David Walsh (born 6 September 1970) is an Australian former professional rugby league footballer who played in the 1990s. He played his entire career for the Illawarra Steelers in the New South Wales Rugby League (NSWRL) competition.

==Playing career==
Walsh made his first grade debut for Illawarra against Eastern Suburbs in Round 16 1990 at Henson Park in front of 2600 spectators.

In 1992, Walsh played 22 games for Illawarra as the club made their first ever finals appearance. Walsh played in all of the club's finals matches including their 4-0 defeat against St George in the preliminary final. The loss was hard to take for Illawarra as they had beaten St George 18-16 just two weeks earlier in the qualifying final. Illawarra did finish the season with a trophy however as they defeated the Brisbane Broncos 4-2 in the Tooheys Challenge Cup which was a pre-season tournament that started before the commencement of the official competition.

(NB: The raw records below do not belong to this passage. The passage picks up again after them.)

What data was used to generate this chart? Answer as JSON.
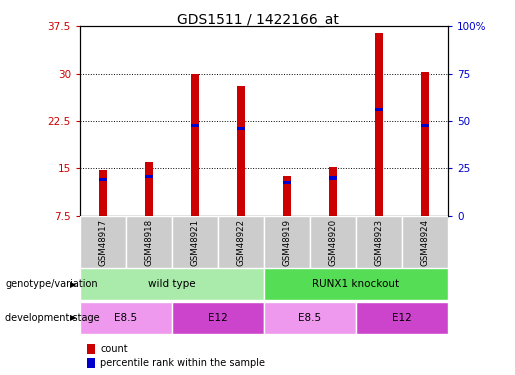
{
  "title": "GDS1511 / 1422166_at",
  "samples": [
    "GSM48917",
    "GSM48918",
    "GSM48921",
    "GSM48922",
    "GSM48919",
    "GSM48920",
    "GSM48923",
    "GSM48924"
  ],
  "count_values": [
    14.8,
    16.0,
    30.0,
    28.0,
    13.8,
    15.2,
    36.5,
    30.3
  ],
  "percentile_values": [
    13.0,
    13.5,
    21.5,
    21.0,
    12.5,
    13.2,
    24.0,
    21.5
  ],
  "percentile_heights": [
    0.5,
    0.5,
    0.5,
    0.5,
    0.5,
    0.5,
    0.5,
    0.5
  ],
  "y_min": 7.5,
  "y_max": 37.5,
  "y_ticks_left": [
    7.5,
    15.0,
    22.5,
    30.0,
    37.5
  ],
  "y_ticks_right": [
    0,
    25,
    50,
    75,
    100
  ],
  "bar_color": "#cc0000",
  "percentile_color": "#0000cc",
  "bar_width": 0.18,
  "genotype_groups": [
    {
      "label": "wild type",
      "start": 0,
      "end": 4,
      "color": "#aaeaaa"
    },
    {
      "label": "RUNX1 knockout",
      "start": 4,
      "end": 8,
      "color": "#55dd55"
    }
  ],
  "stage_groups": [
    {
      "label": "E8.5",
      "start": 0,
      "end": 2,
      "color": "#ee99ee"
    },
    {
      "label": "E12",
      "start": 2,
      "end": 4,
      "color": "#cc44cc"
    },
    {
      "label": "E8.5",
      "start": 4,
      "end": 6,
      "color": "#ee99ee"
    },
    {
      "label": "E12",
      "start": 6,
      "end": 8,
      "color": "#cc44cc"
    }
  ],
  "legend_items": [
    {
      "label": "count",
      "color": "#cc0000"
    },
    {
      "label": "percentile rank within the sample",
      "color": "#0000cc"
    }
  ],
  "grid_color": "#000000",
  "tick_fontsize": 7.5,
  "title_fontsize": 10,
  "background_color": "#ffffff",
  "genotype_label": "genotype/variation",
  "stage_label": "development stage"
}
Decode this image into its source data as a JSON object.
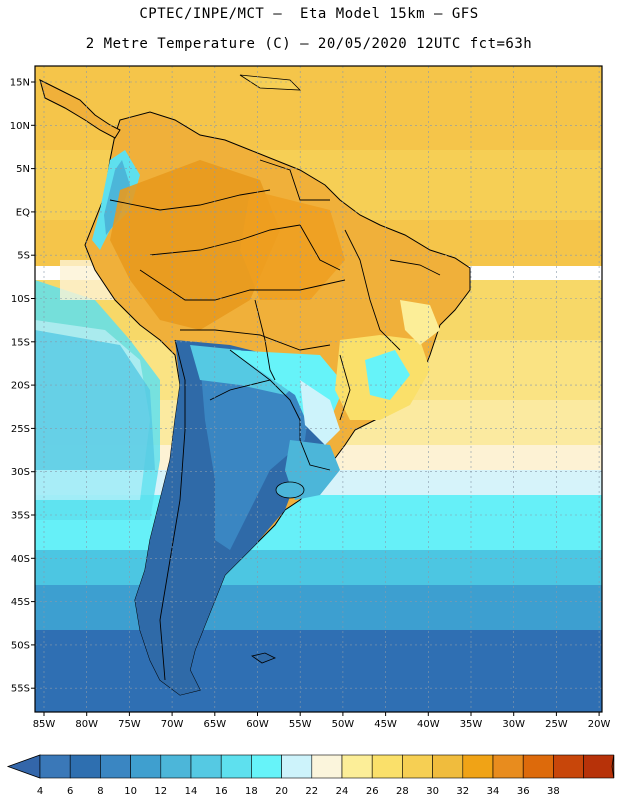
{
  "title": {
    "line1": "CPTEC/INPE/MCT –  Eta Model 15km – GFS",
    "line2": "2 Metre Temperature (C) – 20/05/2020 12UTC fct=63h"
  },
  "axes": {
    "lat_labels": [
      "15N",
      "10N",
      "5N",
      "EQ",
      "5S",
      "10S",
      "15S",
      "20S",
      "25S",
      "30S",
      "35S",
      "40S",
      "45S",
      "50S",
      "55S"
    ],
    "lon_labels": [
      "85W",
      "80W",
      "75W",
      "70W",
      "65W",
      "60W",
      "55W",
      "50W",
      "45W",
      "40W",
      "35W",
      "30W",
      "25W",
      "20W"
    ]
  },
  "colorbar": {
    "labels": [
      "4",
      "6",
      "8",
      "10",
      "12",
      "14",
      "16",
      "18",
      "20",
      "22",
      "24",
      "26",
      "28",
      "30",
      "32",
      "34",
      "36",
      "38"
    ],
    "colors": [
      "#3a78b8",
      "#2e6fb0",
      "#3a86c2",
      "#3f9fcf",
      "#4cb6d9",
      "#55c9e3",
      "#5ee0ee",
      "#66f3f9",
      "#cdf3fb",
      "#fbf5dc",
      "#fcee98",
      "#fae06a",
      "#f6cf53",
      "#f0bc3d",
      "#f0a316",
      "#e88c1e",
      "#dd6a0b",
      "#c8460a",
      "#b73209"
    ],
    "under_color": "#3366aa",
    "over_color": "#b23008"
  },
  "colors": {
    "ocean_tropical": "#f7cd55",
    "ocean_subtropical": "#f9e27a",
    "ocean_mid": "#5ee0ee",
    "ocean_south": "#2f6fb3",
    "land_hot": "#f0b03a",
    "land_cold": "#2f6aa8",
    "land_andes": "#4ab8dc",
    "border": "#000000"
  }
}
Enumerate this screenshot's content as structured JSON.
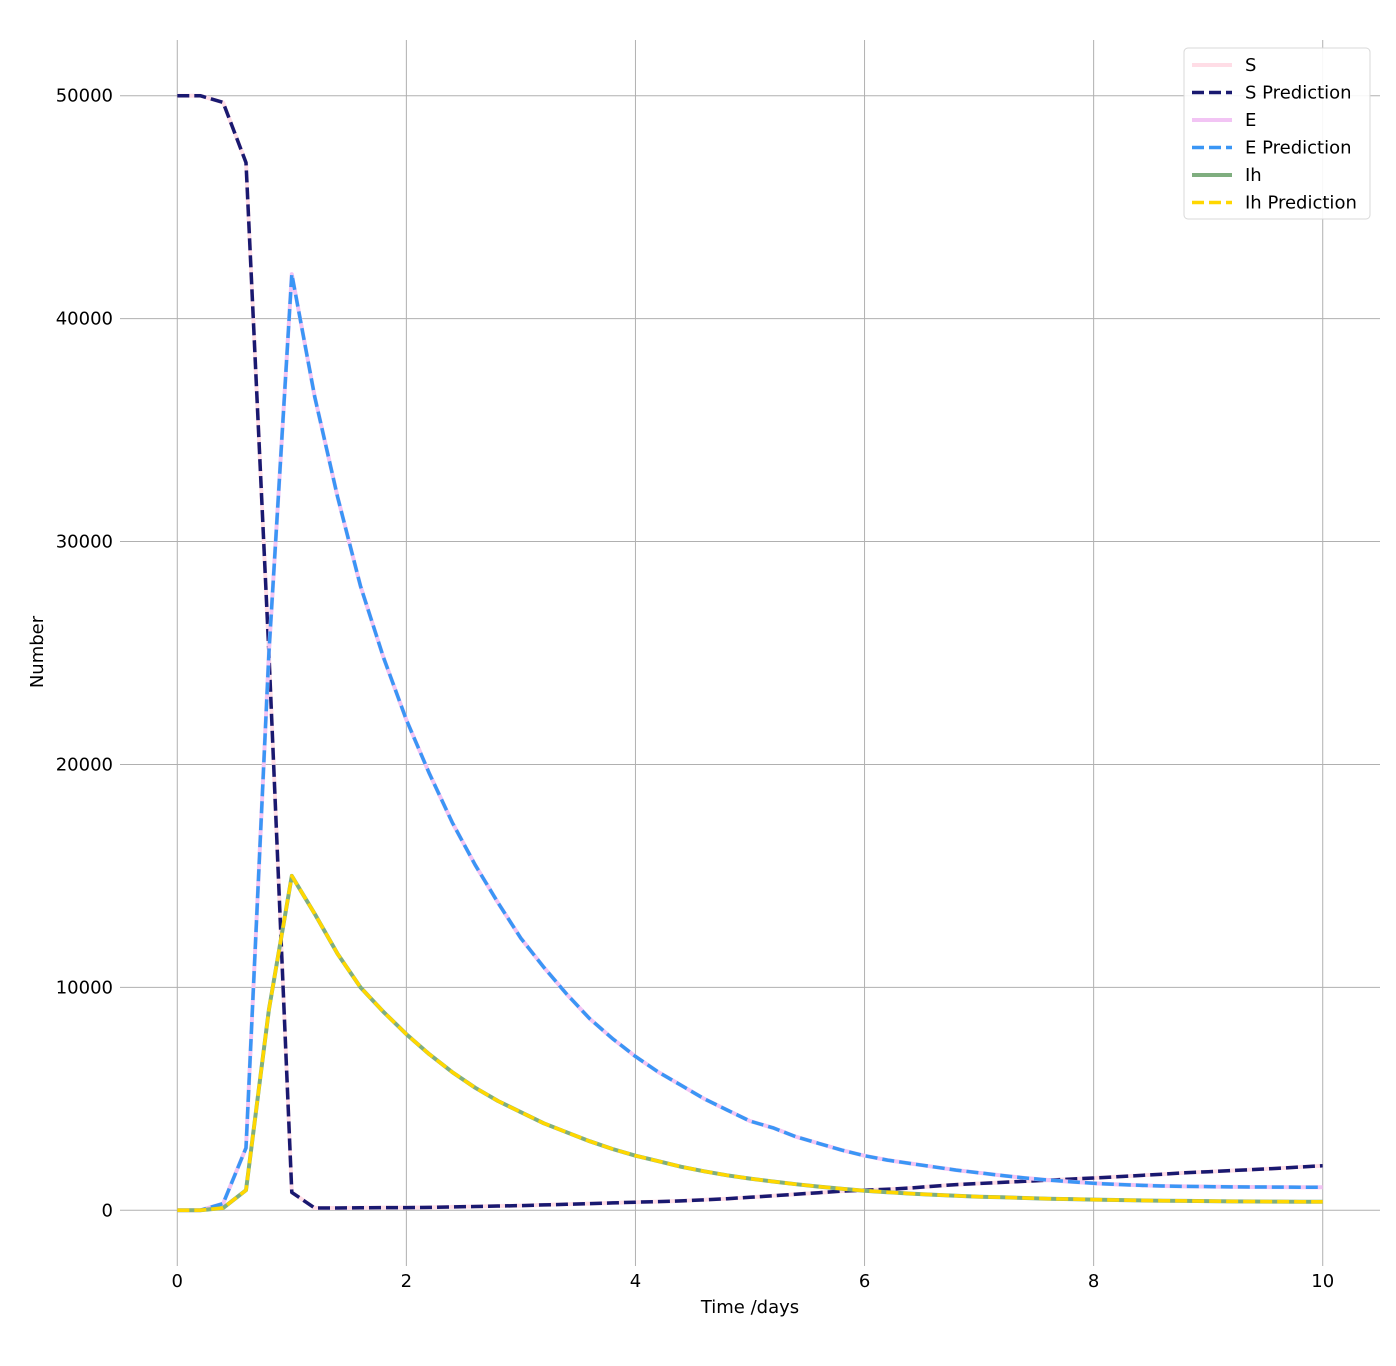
{
  "chart_data": {
    "type": "line",
    "xlabel": "Time /days",
    "ylabel": "Number",
    "xlim": [
      -0.5,
      10.5
    ],
    "ylim": [
      -2500,
      52500
    ],
    "xticks": [
      0,
      2,
      4,
      6,
      8,
      10
    ],
    "yticks": [
      0,
      10000,
      20000,
      30000,
      40000,
      50000
    ],
    "xtick_labels": [
      "0",
      "2",
      "4",
      "6",
      "8",
      "10"
    ],
    "ytick_labels": [
      "0",
      "10000",
      "20000",
      "30000",
      "40000",
      "50000"
    ],
    "grid": true,
    "legend_position": "top-right",
    "x": [
      0,
      0.2,
      0.4,
      0.6,
      0.8,
      1.0,
      1.2,
      1.4,
      1.6,
      1.8,
      2.0,
      2.2,
      2.4,
      2.6,
      2.8,
      3.0,
      3.2,
      3.4,
      3.6,
      3.8,
      4.0,
      4.2,
      4.4,
      4.6,
      4.8,
      5.0,
      5.2,
      5.4,
      5.6,
      5.8,
      6.0,
      6.2,
      6.4,
      6.6,
      6.8,
      7.0,
      7.2,
      7.4,
      7.6,
      7.8,
      8.0,
      8.2,
      8.4,
      8.6,
      8.8,
      9.0,
      9.2,
      9.4,
      9.6,
      9.8,
      10.0
    ],
    "series": [
      {
        "name": "S",
        "color": "#ffdde6",
        "style": "solid",
        "values": [
          50000,
          50000,
          49700,
          47000,
          25000,
          800,
          100,
          100,
          110,
          120,
          120,
          130,
          150,
          170,
          190,
          210,
          240,
          270,
          300,
          330,
          360,
          390,
          420,
          470,
          520,
          580,
          650,
          720,
          790,
          860,
          900,
          940,
          1000,
          1080,
          1150,
          1200,
          1250,
          1300,
          1350,
          1400,
          1450,
          1500,
          1560,
          1620,
          1680,
          1730,
          1780,
          1830,
          1880,
          1940,
          2000
        ]
      },
      {
        "name": "S Prediction",
        "color": "#191970",
        "style": "dashed",
        "values": [
          50000,
          50000,
          49700,
          47000,
          25000,
          800,
          100,
          100,
          110,
          120,
          120,
          130,
          150,
          170,
          190,
          210,
          240,
          270,
          300,
          330,
          360,
          390,
          420,
          470,
          520,
          580,
          650,
          720,
          790,
          860,
          900,
          940,
          1000,
          1080,
          1150,
          1200,
          1250,
          1300,
          1350,
          1400,
          1450,
          1500,
          1560,
          1620,
          1680,
          1730,
          1780,
          1830,
          1880,
          1940,
          2000
        ]
      },
      {
        "name": "E",
        "color": "#f2c4f4",
        "style": "solid",
        "values": [
          0,
          0,
          300,
          2800,
          25000,
          42000,
          36500,
          32000,
          28000,
          24800,
          22000,
          19600,
          17400,
          15500,
          13800,
          12200,
          10900,
          9700,
          8600,
          7700,
          6900,
          6200,
          5600,
          5000,
          4500,
          4000,
          3700,
          3300,
          3000,
          2700,
          2450,
          2250,
          2100,
          1950,
          1800,
          1680,
          1560,
          1450,
          1360,
          1280,
          1210,
          1160,
          1120,
          1090,
          1070,
          1060,
          1050,
          1045,
          1040,
          1035,
          1030
        ]
      },
      {
        "name": "E Prediction",
        "color": "#3a96f5",
        "style": "dashed",
        "values": [
          0,
          0,
          300,
          2800,
          25000,
          42000,
          36500,
          32000,
          28000,
          24800,
          22000,
          19600,
          17400,
          15500,
          13800,
          12200,
          10900,
          9700,
          8600,
          7700,
          6900,
          6200,
          5600,
          5000,
          4500,
          4000,
          3700,
          3300,
          3000,
          2700,
          2450,
          2250,
          2100,
          1950,
          1800,
          1680,
          1560,
          1450,
          1360,
          1280,
          1210,
          1160,
          1120,
          1090,
          1070,
          1060,
          1050,
          1045,
          1040,
          1035,
          1030
        ]
      },
      {
        "name": "Ih",
        "color": "#7fae7f",
        "style": "solid",
        "values": [
          0,
          0,
          100,
          900,
          9000,
          15000,
          13300,
          11500,
          10000,
          8900,
          7900,
          7000,
          6200,
          5500,
          4900,
          4400,
          3900,
          3500,
          3100,
          2750,
          2450,
          2200,
          1950,
          1750,
          1570,
          1420,
          1290,
          1170,
          1060,
          970,
          880,
          810,
          750,
          700,
          650,
          610,
          580,
          550,
          520,
          500,
          480,
          460,
          445,
          430,
          420,
          410,
          400,
          395,
          390,
          385,
          380
        ]
      },
      {
        "name": "Ih Prediction",
        "color": "#ffd700",
        "style": "dashed",
        "values": [
          0,
          0,
          100,
          900,
          9000,
          15000,
          13300,
          11500,
          10000,
          8900,
          7900,
          7000,
          6200,
          5500,
          4900,
          4400,
          3900,
          3500,
          3100,
          2750,
          2450,
          2200,
          1950,
          1750,
          1570,
          1420,
          1290,
          1170,
          1060,
          970,
          880,
          810,
          750,
          700,
          650,
          610,
          580,
          550,
          520,
          500,
          480,
          460,
          445,
          430,
          420,
          410,
          400,
          395,
          390,
          385,
          380
        ]
      }
    ]
  }
}
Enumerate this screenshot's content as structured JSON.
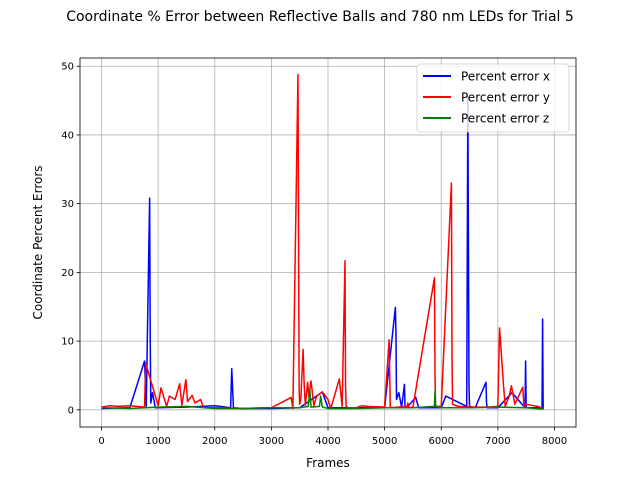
{
  "chart_data": {
    "type": "line",
    "title": "Coordinate % Error between Reflective Balls and 780 nm LEDs for Trial 5",
    "xlabel": "Frames",
    "ylabel": "Coordinate Percent Errors",
    "xlim": [
      -380,
      8380
    ],
    "ylim": [
      -2.5,
      51.2
    ],
    "xticks": [
      0,
      1000,
      2000,
      3000,
      4000,
      5000,
      6000,
      7000,
      8000
    ],
    "yticks": [
      0,
      10,
      20,
      30,
      40,
      50
    ],
    "grid": true,
    "legend_position": "top-right",
    "series": [
      {
        "name": "Percent error x",
        "color": "#0000ff",
        "x": [
          0,
          500,
          760,
          790,
          850,
          860,
          870,
          900,
          950,
          1500,
          2000,
          2280,
          2300,
          2330,
          2500,
          3000,
          3500,
          3900,
          4000,
          4500,
          5000,
          5190,
          5200,
          5210,
          5250,
          5300,
          5350,
          5360,
          5400,
          5550,
          5600,
          6000,
          6080,
          6450,
          6470,
          6490,
          6500,
          6600,
          6790,
          6800,
          6810,
          7000,
          7250,
          7480,
          7490,
          7500,
          7700,
          7780,
          7790,
          7800
        ],
        "values": [
          0.2,
          0.3,
          7.1,
          0.5,
          30.8,
          10.5,
          1.0,
          2.5,
          0.3,
          0.4,
          0.6,
          0.3,
          6.0,
          0.3,
          0.2,
          0.2,
          0.3,
          2.6,
          0.3,
          0.3,
          0.3,
          14.9,
          11.0,
          1.5,
          2.5,
          0.4,
          3.7,
          0.5,
          0.4,
          1.8,
          0.3,
          0.3,
          2.0,
          0.5,
          45.5,
          3.5,
          0.5,
          0.3,
          4.0,
          1.0,
          0.3,
          0.3,
          2.5,
          0.3,
          7.1,
          0.3,
          0.3,
          0.2,
          13.2,
          0.1
        ]
      },
      {
        "name": "Percent error y",
        "color": "#ff0000",
        "x": [
          0,
          150,
          300,
          500,
          760,
          780,
          1000,
          1050,
          1150,
          1200,
          1300,
          1380,
          1420,
          1490,
          1520,
          1600,
          1650,
          1750,
          1800,
          2000,
          2500,
          3000,
          3350,
          3380,
          3470,
          3490,
          3500,
          3520,
          3560,
          3580,
          3600,
          3640,
          3660,
          3700,
          3750,
          3800,
          3900,
          4000,
          4050,
          4200,
          4250,
          4300,
          4310,
          4320,
          4350,
          4500,
          4600,
          4700,
          5000,
          5080,
          5100,
          5400,
          5410,
          5420,
          5500,
          5880,
          5890,
          5900,
          6000,
          6180,
          6190,
          6200,
          6300,
          6500,
          6800,
          7000,
          7030,
          7050,
          7100,
          7130,
          7200,
          7240,
          7300,
          7440,
          7460,
          7500,
          7700,
          7800
        ],
        "values": [
          0.4,
          0.6,
          0.5,
          0.6,
          0.4,
          6.8,
          0.6,
          3.2,
          0.5,
          2.0,
          1.5,
          3.8,
          0.7,
          4.4,
          1.2,
          2.1,
          1.0,
          1.5,
          0.3,
          0.3,
          0.2,
          0.3,
          1.8,
          0.2,
          48.8,
          3.0,
          0.8,
          1.5,
          8.8,
          3.5,
          0.7,
          4.0,
          2.0,
          4.2,
          0.6,
          2.0,
          2.6,
          1.5,
          0.2,
          4.5,
          0.5,
          21.7,
          3.5,
          0.5,
          0.3,
          0.3,
          0.6,
          0.5,
          0.4,
          10.2,
          0.3,
          0.5,
          1.0,
          0.3,
          0.4,
          19.2,
          5.0,
          0.5,
          0.5,
          33.0,
          7.5,
          0.8,
          0.5,
          0.4,
          0.4,
          0.5,
          11.9,
          9.5,
          3.5,
          0.5,
          2.0,
          3.5,
          0.8,
          3.3,
          0.5,
          0.8,
          0.5,
          0.2
        ]
      },
      {
        "name": "Percent error z",
        "color": "#008000",
        "x": [
          0,
          500,
          1000,
          1500,
          2000,
          2500,
          3000,
          3500,
          3650,
          3680,
          3700,
          3850,
          3870,
          3900,
          4000,
          4500,
          5000,
          5500,
          5880,
          5890,
          5900,
          6000,
          6500,
          7000,
          7500,
          7800
        ],
        "values": [
          0.3,
          0.2,
          0.4,
          0.5,
          0.2,
          0.2,
          0.3,
          0.3,
          0.5,
          2.8,
          0.4,
          0.5,
          2.0,
          0.4,
          0.2,
          0.2,
          0.3,
          0.3,
          0.5,
          2.7,
          0.5,
          0.3,
          0.3,
          0.4,
          0.3,
          0.1
        ]
      }
    ]
  }
}
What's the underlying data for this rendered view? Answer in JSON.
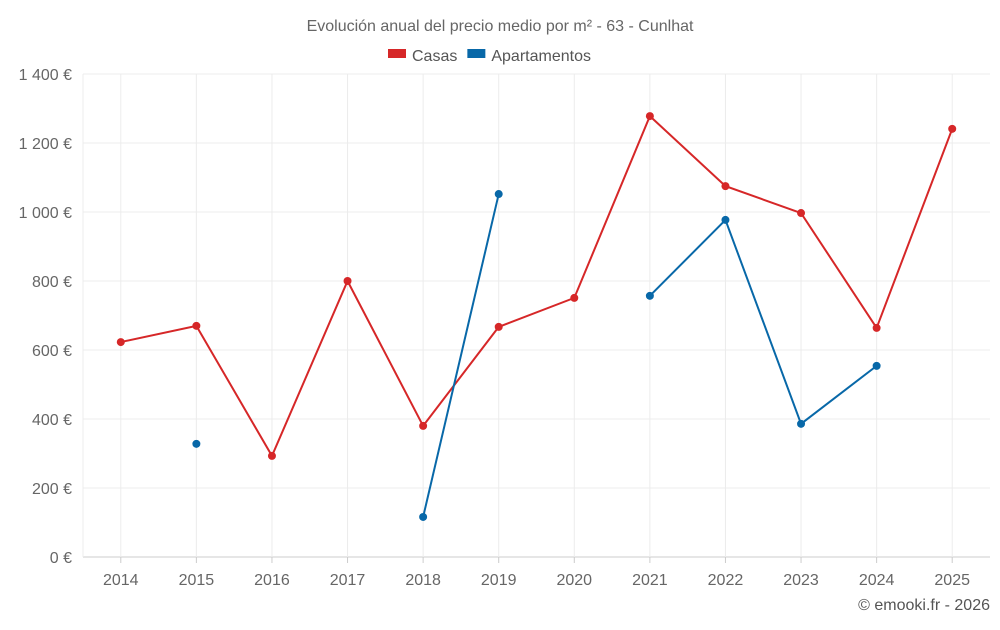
{
  "chart_data": {
    "type": "line",
    "title": "Evolución anual del precio medio por m² - 63 - Cunlhat",
    "xlabel": "",
    "ylabel": "",
    "categories": [
      "2014",
      "2015",
      "2016",
      "2017",
      "2018",
      "2019",
      "2020",
      "2021",
      "2022",
      "2023",
      "2024",
      "2025"
    ],
    "y_ticks": [
      "0 €",
      "200 €",
      "400 €",
      "600 €",
      "800 €",
      "1 000 €",
      "1 200 €",
      "1 400 €"
    ],
    "ylim": [
      0,
      1400
    ],
    "grid": true,
    "legend_position": "top-center",
    "series": [
      {
        "name": "Casas",
        "color": "#d62728",
        "values": [
          623,
          670,
          293,
          800,
          380,
          667,
          751,
          1278,
          1075,
          997,
          664,
          1241
        ]
      },
      {
        "name": "Apartamentos",
        "color": "#0868a8",
        "values": [
          null,
          328,
          null,
          null,
          116,
          1052,
          null,
          757,
          977,
          386,
          554,
          null
        ]
      }
    ],
    "credit": "© emooki.fr - 2026"
  }
}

Walsh played with Illawarra until the end of 1998 which would prove to be their final season in the top grade. Walsh played in the club's final ever game against Canterbury-Bankstown in Round 24 1998 which ended in a 25-24 loss. Shortly afterwards it was announced that Illawarra were to form a joint venture with St George but Walsh was one of the players not offered a contract to play with the new team.

==Post playing==
In 2008, Walsh coached the Shellharbour City Dragons who were formerly known as the Shellharbour City Marlins.